Accelerated and Improved Differentiation of Retinal Organoids from Pluripotent Stem Cells in Rotating-Wall Vessel Bioreactors.

机构信息

Neurobiology, Neurodegeneration, and Repair Laboratory (N-NRL), National Eye Institute (NEI), National Institutes of Health, Bldg 6/338, 6 Center Drive, Bethesda, MD 20814, USA.

Trans-NIH Shared Resources on Biomedical Engineering and Physical Sciences (BEPS), National Institutes of Biomedical Imaging and Bioengineering (NIBIB), National Institutes of Health, Bldg 13/3N18B, 13 South Drive, Bethesda, MD 20814, USA.

出版信息

Stem Cell Reports. 2018 Jan 9;10(1):300-313. doi: 10.1016/j.stemcr.2017.11.001. Epub 2017 Dec 7.

DOI:10.1016/j.stemcr.2017.11.001
PMID:29233554
原文链接:https://pmc.ncbi.nlm.nih.gov/articles/PMC5768666/
Abstract

Pluripotent stem cells can be differentiated into 3D retinal organoids, with major cell types self-patterning into a polarized, laminated architecture. In static cultures, organoid development may be hindered by limitations in diffusion of oxygen and nutrients. Herein, we report a bioprocess using rotating-wall vessel (RWV) bioreactors to culture retinal organoids derived from mouse pluripotent stem cells. Organoids in RWV demonstrate enhanced proliferation, with well-defined morphology and improved differentiation of neurons including ganglion cells and S-cone photoreceptors. Furthermore, RWV organoids at day 25 (D25) reveal similar maturation and transcriptome profile as those at D32 in static culture, closely recapitulating spatiotemporal development of postnatal day 6 mouse retina in vivo.
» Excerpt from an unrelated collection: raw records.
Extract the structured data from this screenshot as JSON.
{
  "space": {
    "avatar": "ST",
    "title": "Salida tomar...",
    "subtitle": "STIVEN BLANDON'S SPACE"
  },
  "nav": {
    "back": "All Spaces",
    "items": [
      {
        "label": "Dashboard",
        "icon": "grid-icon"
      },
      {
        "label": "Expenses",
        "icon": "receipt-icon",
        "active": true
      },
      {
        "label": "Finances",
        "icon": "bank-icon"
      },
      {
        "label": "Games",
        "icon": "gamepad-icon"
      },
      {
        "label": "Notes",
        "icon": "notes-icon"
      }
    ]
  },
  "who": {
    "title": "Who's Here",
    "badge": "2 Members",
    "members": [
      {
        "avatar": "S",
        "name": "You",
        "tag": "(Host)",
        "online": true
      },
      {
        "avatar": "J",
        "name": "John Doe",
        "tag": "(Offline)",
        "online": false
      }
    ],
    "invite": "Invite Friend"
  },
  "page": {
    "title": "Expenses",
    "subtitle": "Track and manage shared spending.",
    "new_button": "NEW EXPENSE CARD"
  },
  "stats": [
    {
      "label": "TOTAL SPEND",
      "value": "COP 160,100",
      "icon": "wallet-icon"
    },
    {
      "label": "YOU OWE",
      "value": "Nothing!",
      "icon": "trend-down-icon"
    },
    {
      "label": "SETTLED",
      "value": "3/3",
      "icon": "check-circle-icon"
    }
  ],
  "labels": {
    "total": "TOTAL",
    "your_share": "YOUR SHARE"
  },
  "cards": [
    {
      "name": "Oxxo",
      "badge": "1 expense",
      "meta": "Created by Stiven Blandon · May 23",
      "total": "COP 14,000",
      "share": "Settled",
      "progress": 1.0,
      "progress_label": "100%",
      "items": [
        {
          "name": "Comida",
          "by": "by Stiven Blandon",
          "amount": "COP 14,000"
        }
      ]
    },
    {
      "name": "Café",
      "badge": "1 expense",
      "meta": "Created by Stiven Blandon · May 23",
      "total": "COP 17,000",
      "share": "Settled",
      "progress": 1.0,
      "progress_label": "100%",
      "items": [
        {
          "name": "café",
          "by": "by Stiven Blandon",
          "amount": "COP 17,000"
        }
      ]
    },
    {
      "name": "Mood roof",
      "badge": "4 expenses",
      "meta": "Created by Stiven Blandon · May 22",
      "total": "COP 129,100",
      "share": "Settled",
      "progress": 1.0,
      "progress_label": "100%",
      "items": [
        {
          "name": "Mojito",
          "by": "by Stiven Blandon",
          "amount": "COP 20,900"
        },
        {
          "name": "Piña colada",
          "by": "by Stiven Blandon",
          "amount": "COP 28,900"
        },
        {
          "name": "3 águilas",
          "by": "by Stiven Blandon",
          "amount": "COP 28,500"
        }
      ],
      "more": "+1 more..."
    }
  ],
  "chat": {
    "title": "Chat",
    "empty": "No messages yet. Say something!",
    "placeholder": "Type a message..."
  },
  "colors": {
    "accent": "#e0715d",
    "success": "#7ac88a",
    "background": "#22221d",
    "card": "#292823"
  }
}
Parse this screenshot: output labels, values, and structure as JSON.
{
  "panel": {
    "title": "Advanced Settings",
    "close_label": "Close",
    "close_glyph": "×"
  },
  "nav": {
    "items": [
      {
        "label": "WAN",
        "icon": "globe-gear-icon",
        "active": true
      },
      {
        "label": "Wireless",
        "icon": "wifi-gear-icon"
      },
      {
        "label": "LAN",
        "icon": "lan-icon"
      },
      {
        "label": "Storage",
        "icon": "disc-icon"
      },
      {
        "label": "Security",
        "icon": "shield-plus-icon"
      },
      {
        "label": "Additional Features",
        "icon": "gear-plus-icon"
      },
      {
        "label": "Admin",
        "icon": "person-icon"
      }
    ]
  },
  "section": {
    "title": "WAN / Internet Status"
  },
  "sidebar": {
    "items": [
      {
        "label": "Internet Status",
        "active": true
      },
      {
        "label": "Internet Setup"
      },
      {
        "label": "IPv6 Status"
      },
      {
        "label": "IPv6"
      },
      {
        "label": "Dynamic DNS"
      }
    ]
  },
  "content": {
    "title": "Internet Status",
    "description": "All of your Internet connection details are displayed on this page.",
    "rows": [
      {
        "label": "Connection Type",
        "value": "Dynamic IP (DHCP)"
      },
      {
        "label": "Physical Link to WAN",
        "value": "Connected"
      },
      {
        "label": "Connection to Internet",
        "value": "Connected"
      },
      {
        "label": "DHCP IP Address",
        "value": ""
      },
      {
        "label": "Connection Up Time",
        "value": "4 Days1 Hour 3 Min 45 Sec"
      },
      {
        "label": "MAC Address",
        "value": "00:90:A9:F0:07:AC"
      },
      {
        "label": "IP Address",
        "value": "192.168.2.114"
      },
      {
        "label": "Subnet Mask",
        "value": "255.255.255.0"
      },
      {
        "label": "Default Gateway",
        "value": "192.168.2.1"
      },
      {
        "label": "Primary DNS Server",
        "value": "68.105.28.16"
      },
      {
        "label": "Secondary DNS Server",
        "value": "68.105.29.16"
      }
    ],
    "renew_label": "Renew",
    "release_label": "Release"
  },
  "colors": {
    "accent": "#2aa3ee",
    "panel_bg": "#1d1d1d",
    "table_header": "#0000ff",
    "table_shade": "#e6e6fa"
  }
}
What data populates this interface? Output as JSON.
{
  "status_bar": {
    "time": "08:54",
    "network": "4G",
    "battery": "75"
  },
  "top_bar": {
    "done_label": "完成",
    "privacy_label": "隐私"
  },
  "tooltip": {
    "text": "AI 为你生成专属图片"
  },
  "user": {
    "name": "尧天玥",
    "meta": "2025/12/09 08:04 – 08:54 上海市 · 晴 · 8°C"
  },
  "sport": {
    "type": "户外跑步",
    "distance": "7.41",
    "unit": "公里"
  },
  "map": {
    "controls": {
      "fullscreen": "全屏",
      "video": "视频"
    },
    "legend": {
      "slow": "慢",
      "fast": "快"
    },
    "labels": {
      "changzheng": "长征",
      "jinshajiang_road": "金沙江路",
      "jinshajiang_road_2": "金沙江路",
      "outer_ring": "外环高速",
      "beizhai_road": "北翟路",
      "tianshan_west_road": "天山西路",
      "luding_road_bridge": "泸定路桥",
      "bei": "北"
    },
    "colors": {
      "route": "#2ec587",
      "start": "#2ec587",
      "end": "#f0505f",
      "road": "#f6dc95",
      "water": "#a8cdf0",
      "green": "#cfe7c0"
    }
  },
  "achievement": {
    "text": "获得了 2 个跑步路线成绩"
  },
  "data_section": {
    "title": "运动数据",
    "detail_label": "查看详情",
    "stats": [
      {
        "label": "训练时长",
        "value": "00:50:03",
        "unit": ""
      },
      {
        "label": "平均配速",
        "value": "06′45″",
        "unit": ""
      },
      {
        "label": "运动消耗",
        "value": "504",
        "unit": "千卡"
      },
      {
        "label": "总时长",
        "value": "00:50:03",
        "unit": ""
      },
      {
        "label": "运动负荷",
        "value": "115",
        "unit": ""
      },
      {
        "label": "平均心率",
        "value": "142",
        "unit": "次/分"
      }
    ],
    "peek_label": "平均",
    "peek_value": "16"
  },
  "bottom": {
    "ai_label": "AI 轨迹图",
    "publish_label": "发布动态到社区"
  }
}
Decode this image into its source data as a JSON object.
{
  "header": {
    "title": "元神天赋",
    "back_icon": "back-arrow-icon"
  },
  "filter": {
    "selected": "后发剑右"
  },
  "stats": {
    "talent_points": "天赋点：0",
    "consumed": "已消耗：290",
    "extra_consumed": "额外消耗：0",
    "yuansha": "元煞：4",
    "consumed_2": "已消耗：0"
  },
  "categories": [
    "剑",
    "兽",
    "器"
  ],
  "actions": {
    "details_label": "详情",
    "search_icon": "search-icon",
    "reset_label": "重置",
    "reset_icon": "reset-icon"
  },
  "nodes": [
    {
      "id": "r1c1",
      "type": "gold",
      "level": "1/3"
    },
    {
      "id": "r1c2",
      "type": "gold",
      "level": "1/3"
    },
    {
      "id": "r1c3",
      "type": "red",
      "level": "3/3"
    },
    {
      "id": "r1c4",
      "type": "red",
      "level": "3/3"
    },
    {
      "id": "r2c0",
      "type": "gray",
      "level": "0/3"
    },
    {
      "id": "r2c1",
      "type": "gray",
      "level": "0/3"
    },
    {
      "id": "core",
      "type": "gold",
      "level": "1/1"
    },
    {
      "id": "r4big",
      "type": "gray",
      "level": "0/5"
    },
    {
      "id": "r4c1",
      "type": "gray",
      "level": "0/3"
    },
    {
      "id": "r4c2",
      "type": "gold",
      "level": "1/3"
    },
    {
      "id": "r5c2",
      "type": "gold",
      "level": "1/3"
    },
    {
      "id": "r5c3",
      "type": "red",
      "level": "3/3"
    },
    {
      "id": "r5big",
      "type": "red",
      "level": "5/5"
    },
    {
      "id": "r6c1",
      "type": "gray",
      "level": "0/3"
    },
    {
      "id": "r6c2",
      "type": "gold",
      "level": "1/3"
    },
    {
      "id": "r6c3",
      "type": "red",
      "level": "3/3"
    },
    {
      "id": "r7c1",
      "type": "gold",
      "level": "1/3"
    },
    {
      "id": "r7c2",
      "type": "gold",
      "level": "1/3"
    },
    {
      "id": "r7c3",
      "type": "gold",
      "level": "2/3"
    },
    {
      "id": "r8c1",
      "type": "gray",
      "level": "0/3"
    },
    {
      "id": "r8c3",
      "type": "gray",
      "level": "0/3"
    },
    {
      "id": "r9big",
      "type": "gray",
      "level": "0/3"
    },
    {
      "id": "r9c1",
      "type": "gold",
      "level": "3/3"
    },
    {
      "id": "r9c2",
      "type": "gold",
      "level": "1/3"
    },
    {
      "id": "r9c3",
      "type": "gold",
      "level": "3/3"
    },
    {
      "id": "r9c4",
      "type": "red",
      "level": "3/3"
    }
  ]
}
Interestingly, however, retinal organoids do not differentiate further under any in vitro condition tested here, suggesting additional requirements for functional maturation. Our studies demonstrate that bioreactors can accelerate and improve organoid growth and differentiation for modeling retinal disease and evaluation of therapies.

摘要

多能干细胞可分化为 3D 视网膜类器官,其中主要细胞类型可自行排列成具有极性的层状结构。在静态培养中,由于氧气和营养物质扩散的限制,类器官的发育可能受到阻碍。在此,我们报告了一种使用旋转壁式生物反应器(RWV)培养从小鼠多能干细胞中分化而来的视网膜类器官的生物工艺。RWV 中的类器官表现出增强的增殖能力,具有明确的形态和更好的神经元分化,包括神经节细胞和 S 锥光感受器。此外,RWV 类器官在 D25 时表现出与静态培养中 D32 时相似的成熟度和转录组特征,非常接近体内出生后第 6 天小鼠视网膜的时空发育。有趣的是,然而,在本研究中测试的任何体外条件下,视网膜类器官都不会进一步分化,这表明功能成熟还需要其他条件。我们的研究表明,生物反应器可加速和改善类器官的生长和分化,用于模拟视网膜疾病和评估治疗方法。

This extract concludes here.